In order to get consumers used to the new system, Exponent product boxes come with a QR code that can be scanned for a video tutorial on how to dispense the mixed product.
The system was designed to be quick and easy to use, said Whitman, based on the idea that “no one’s going to mortar and pestle a bunch of stuff in their bathroom.”
Investors have taken note of the potency trend. Exponent has an undisclosed amount of seed funding from seven funds, including Founders Fund (Ritual, 8Sleep), Unilever Ventures (Kopari Beauty, Saie), SugarCap (Starface, Snif) and Bullish (Harry’s, Care/of), as well as 15 angel investors. These include Sara and Erin Foster, who serve as advisors and investors of Exponent and have worked with Bumble and Summersalt in the past.

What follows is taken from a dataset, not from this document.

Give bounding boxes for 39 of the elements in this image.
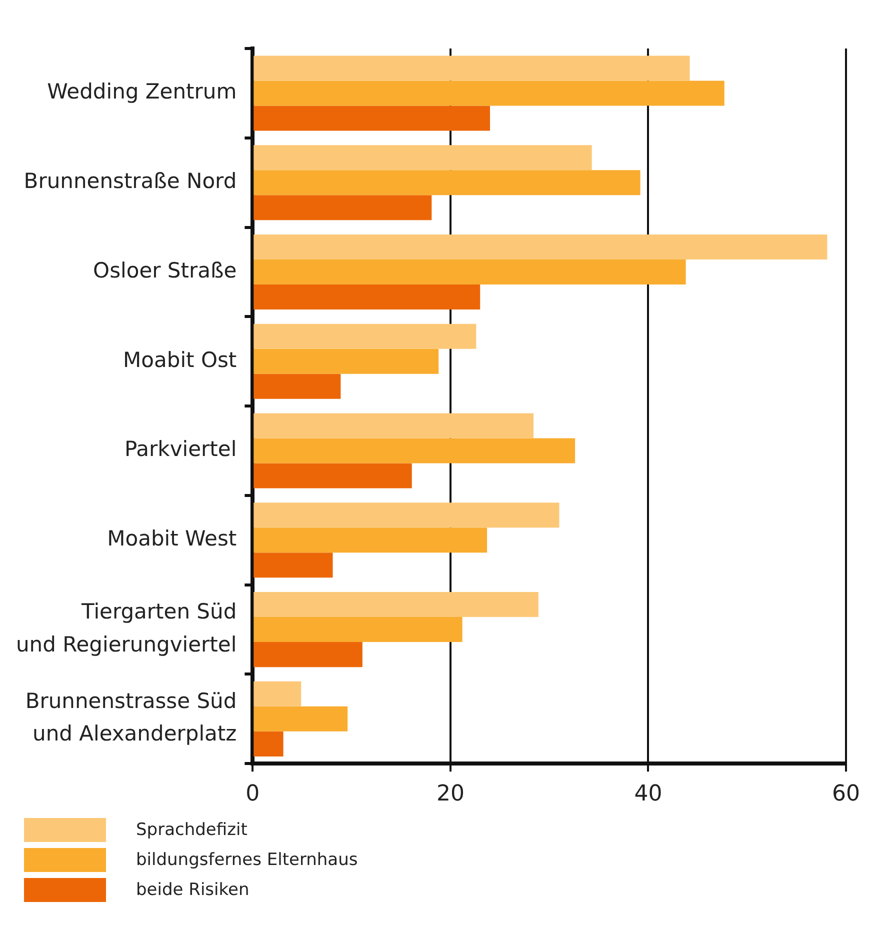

Exponent has earned B Corp status. Its powder refill packaging is made out of recyclable glass and aluminum, while the reusable base and twist caps are plastic.
For its marketing, Exponent emphasizes what it is “full of” vs. clean beauty’s typical focus on “free of,” said Whitman, adding that consumers are becoming more interested than ever in the benefits of active ingredients. She said she is “extremely supportive” of the concept of clean beauty, but added that keeping out harmful ingredients should be “table stakes” and “we should just assume that all products are clean.”
Clean is “only half the equation,” she added. “‘Free of’ is important, but also: ‘What is in our products that is delivering real benefit?'”
This year, Whitman is planning to launch two additional products. And for retail, the brand is focusing on DTC, for now. While Whitman is interested in the possibility of partnering with a “small specialty retailer” this year, wholesale is “not the main focus for us,” she said.